There are nearly 2.3 million people incarcerated in the United States—more per capita than any other country on Earth. Taxpayers pay an average of $36,299.25 per year for every inmate in federal prison. However, in the nine years following release, 83 percent of former inmates released in 2005 were rearrested, according to a 2018 U.S. Department of Justice report. These stark figures should force a reckoning: is this system in any way just, and does it even deliver on its purported goal of preventing crime?
In recent years, scientific research has found robust support for the efficacy of an alternative, centuries-old approach to justice called restorative justice. Restorative justice has been found to both decrease recidivism and increase satisfaction with the justice process among those harmed by crime. In other words, it’s a breath of fresh air that may help tackle America’s mass incarceration crisis.

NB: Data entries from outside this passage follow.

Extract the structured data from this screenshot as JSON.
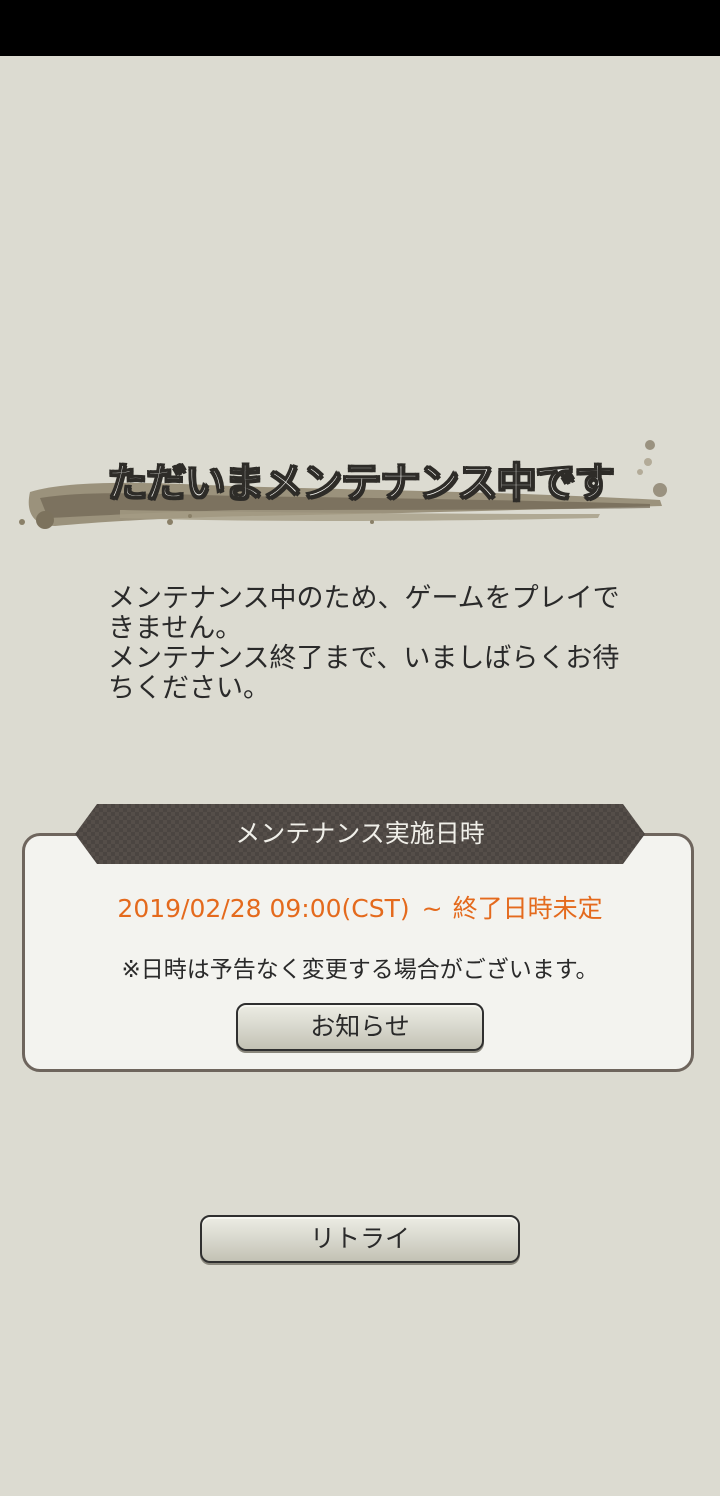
{
  "screen": {
    "title": "ただいまメンテナンス中です",
    "message_lines": [
      "メンテナンス中のため、ゲームをプレイで",
      "きません。",
      "メンテナンス終了まで、いましばらくお待",
      "ちください。"
    ]
  },
  "info_panel": {
    "heading": "メンテナンス実施日時",
    "start": "2019/02/28 09:00(CST)",
    "separator": "~",
    "end": "終了日時未定",
    "note": "※日時は予告なく変更する場合がございます。",
    "notice_button_label": "お知らせ"
  },
  "retry_button_label": "リトライ",
  "colors": {
    "background": "#dcdbd1",
    "schedule_text": "#e46a1d",
    "banner": "#4a4440"
  }
}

The term “restorative justice” was coined in 1977 by Albert Eglash. Eglash sought to differentiate the concept from retributive justice, the idea of meeting crime with punishment—the core guiding principle of the US criminal justice system. Restorative justice, on the other hand, aims first and foremost to heal the individuals and communities harmed by a crime and to rehabilitate those who caused the harm. (In restorative justice, terms like “offender” and “survivor” are typically avoided in favor of “person-first” language.)
Healing and rehabilitation begin through a process in which all those involved in a harmful situation decide the steps that can be taken to ameliorate the harm. The model has recently gained recognition in the U.S., but its roots are far deeper, dating back centuries to Indigenous peoples of present-day Canada, the U.S., and New Zealand. But what does restorative justice look like, and can it be meaningfully implemented in the present-day United States?